A few years ago, British poet and Oxford don Tom Paulin offered a view on what should be done to certain Jewish settlers. “[They] should be shot dead,” he told Al-Ahram Weekly. “I think they are Nazis, racists. I feel nothing but hatred for them.” As for Israel itself, it was, he said, “an historical obscenity.”

Last Friday, apparently one or more members of the Al Aqsa Martyrs’ Brigade, the terrorist wing of Palestinian President Mahmoud Abbas’s “moderate” Fatah party, broke into the West Bank home of Udi and Ruth Fogel. The Jewish couple were stabbed to death along with their 11-year-old son Yoav, their 4-year-old son Elad and their 3-month-old daughter Hadas. Photographs taken after the murders and posted online show a literal bloodbath. Is Mr. Paulin satisfied now?

Unquestionably pleased are residents of the Palestinian town of Rafah in the Gaza Strip, who “hit the streets Saturday to celebrate the terror attack” and “handed out candy and sweets,” according to the Israeli newspaper Yedioth Ahronoth. The paper quoted one Rafah resident saying the massacre was “a natural response to the harm settlers inflict on the Palestinian residents in the West Bank.” Just what kind of society thinks it’s “natural” to slit the throats of children in their beds?

The answer: The same society that has named summer camps, soccer tournaments and a public square in Ramallah after Dalal Mughrabi, a Palestinian woman who in March 1978 killed an American photographer and hijacked a pair of Israeli buses, leading to the slaughter of 37 Israeli civilians, 13 children among them.

I have a feeling that years from now Palestinians will look back and wonder: How did we allow ourselves to become that? If and when that happens—though not until that happens—Palestinians and Israelis will at long last be able to live alongside each other in genuine peace and security.

But I also wonder whether a similar question will ever occur to the Palestinian movement’s legion of fellow travelers in the West. To wit, how did they become so infatuated with a cause that they were willing to ignore its crimes—or, if not quite ignore them, treat them as no more than a function of the supposedly infinitely greater crime of Israeli occupation?…

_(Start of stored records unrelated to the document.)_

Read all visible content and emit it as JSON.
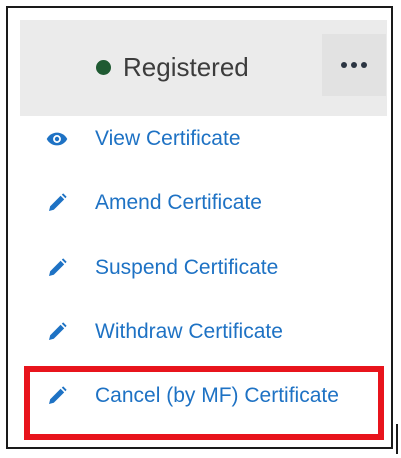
{
  "status": {
    "label": "Registered",
    "dot_color": "#1f5a32"
  },
  "more_button": {
    "icon": "more-horizontal-icon"
  },
  "menu": {
    "items": [
      {
        "label": "View Certificate",
        "icon": "eye-icon"
      },
      {
        "label": "Amend Certificate",
        "icon": "pencil-icon"
      },
      {
        "label": "Suspend Certificate",
        "icon": "pencil-icon"
      },
      {
        "label": "Withdraw Certificate",
        "icon": "pencil-icon"
      },
      {
        "label": "Cancel (by MF) Certificate",
        "icon": "pencil-icon"
      }
    ]
  },
  "colors": {
    "link": "#1e72c4",
    "highlight": "#e8141c",
    "header_bg": "#ebebeb"
  }
}
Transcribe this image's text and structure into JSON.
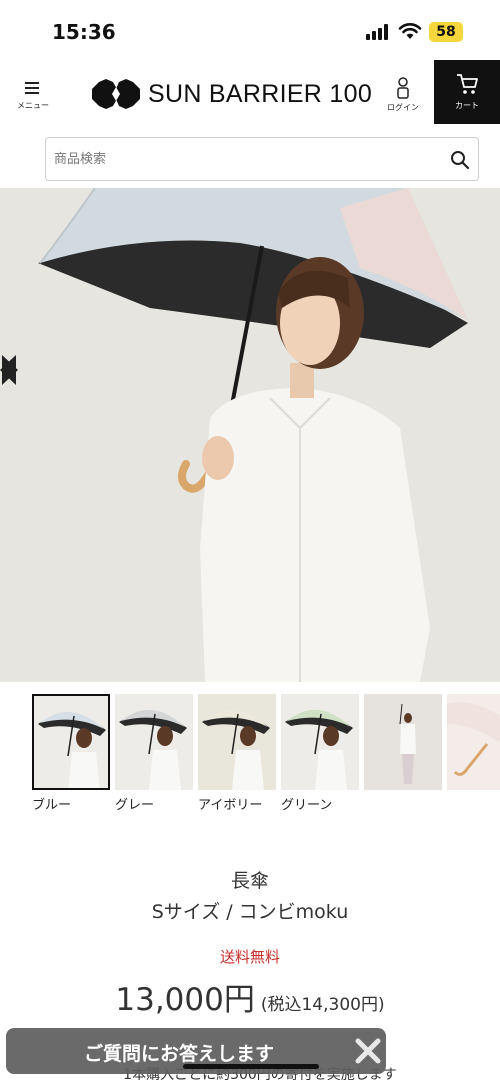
{
  "status_bar": {
    "time": "15:36",
    "battery": "58"
  },
  "header": {
    "menu_label": "メニュー",
    "brand": "SUN BARRIER 100",
    "login_label": "ログイン",
    "cart_label": "カート"
  },
  "search": {
    "placeholder": "商品検索"
  },
  "gallery": {
    "thumbnails": [
      {
        "label": "ブルー",
        "canopy": "#d7dfe6"
      },
      {
        "label": "グレー",
        "canopy": "#d3d5d6"
      },
      {
        "label": "アイボリー",
        "canopy": "#ece8dc"
      },
      {
        "label": "グリーン",
        "canopy": "#cfe0c4"
      },
      {
        "label": "",
        "canopy": "#e6e2de"
      },
      {
        "label": "",
        "canopy": "#f0e3df"
      }
    ]
  },
  "product": {
    "category": "長傘",
    "name": "Sサイズ / コンビmoku",
    "shipping": "送料無料",
    "price": "13,000円",
    "price_tax": "(税込14,300円)"
  },
  "bottom": {
    "partial_text": "1本購入ごとに約300円の寄付を実施します"
  },
  "chat": {
    "label": "ご質問にお答えします"
  },
  "colors": {
    "accent_red": "#c9302c",
    "cart_bg": "#111111",
    "battery": "#f5d63b"
  }
}
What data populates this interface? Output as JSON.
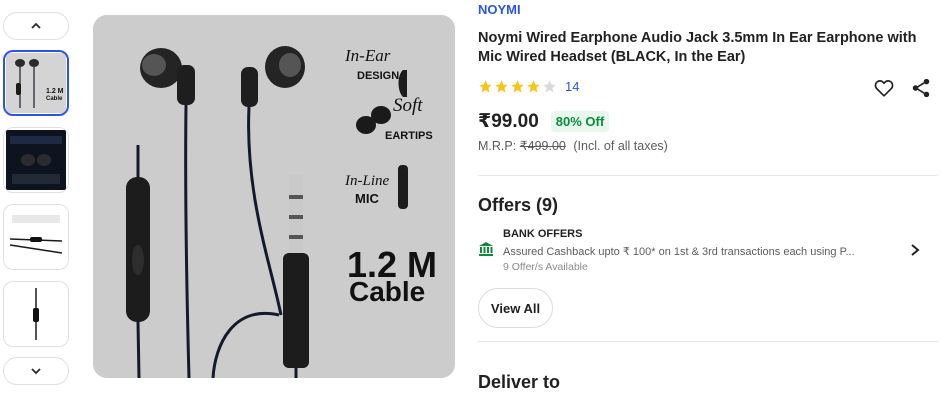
{
  "gallery": {
    "nav_up_icon": "chevron-up-icon",
    "nav_down_icon": "chevron-down-icon",
    "thumbnails": [
      {
        "label": "product main view",
        "active": true
      },
      {
        "label": "product with box",
        "active": false
      },
      {
        "label": "mic close-up",
        "active": false
      },
      {
        "label": "earphone full length",
        "active": false
      }
    ],
    "main_image": {
      "feature_in_ear": "In-Ear",
      "feature_design": "DESIGN",
      "feature_soft": "Soft",
      "feature_eartips": "EARTIPS",
      "feature_inline": "In-Line",
      "feature_mic": "MIC",
      "cable_length": "1.2 M",
      "cable_word": "Cable"
    }
  },
  "product": {
    "brand": "NOYMI",
    "title": "Noymi Wired Earphone Audio Jack 3.5mm In Ear Earphone with Mic Wired Headset (BLACK, In the Ear)",
    "rating": {
      "filled_stars": 4,
      "total_stars": 5,
      "count": "14"
    },
    "price": "₹99.00",
    "discount": "80% Off",
    "mrp_label": "M.R.P:",
    "mrp_value": "₹499.00",
    "tax_note": "(Incl. of all taxes)",
    "wishlist_icon": "heart-icon",
    "share_icon": "share-icon"
  },
  "offers": {
    "heading": "Offers (9)",
    "items": [
      {
        "type": "BANK OFFERS",
        "description": "Assured Cashback upto ₹ 100* on 1st & 3rd transactions each using P...",
        "count": "9 Offer/s Available",
        "icon": "bank-icon"
      }
    ],
    "view_all_label": "View All"
  },
  "delivery": {
    "heading": "Deliver to"
  },
  "colors": {
    "accent": "#2a55e5",
    "star": "#f5c518",
    "discount_text": "#0e8a3e",
    "discount_bg": "#e7f7ec",
    "bank_icon": "#0e8a3e"
  }
}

[The] Palestinians have grown accustomed to the waiver the rest of the world has consistently granted them over the years no matter what they do. Palestinians ought to have expectations of themselves if they mean to build a viable state. But their chances of doing so are considerably diminished if the world expects nothing of them and forgives them everything.…

[I] long entertained doubts about the wisdom and viability of much of the settlement enterprise, though I’ve never considered it the core issue in the Israeli-Palestinian conflict—a point well borne out by the example of Gaza following Israel’s withdrawal. Now I find myself cheering Israeli Prime Minister Benjamin Netanyahu for announcing, in the wake of the Fogel family massacre, the construction of hundreds of additional homes in the settlements.…

For 60 years, no nation has been held to such stringent moral account, or such ceaseless international hectoring, as Israel. And no people has been held to so slight an account as the Palestinians. Redressing that imbalance is the essential first step in finding a solution to the conflict. The grotesque murders of the Fogels and their little children demands nothing less.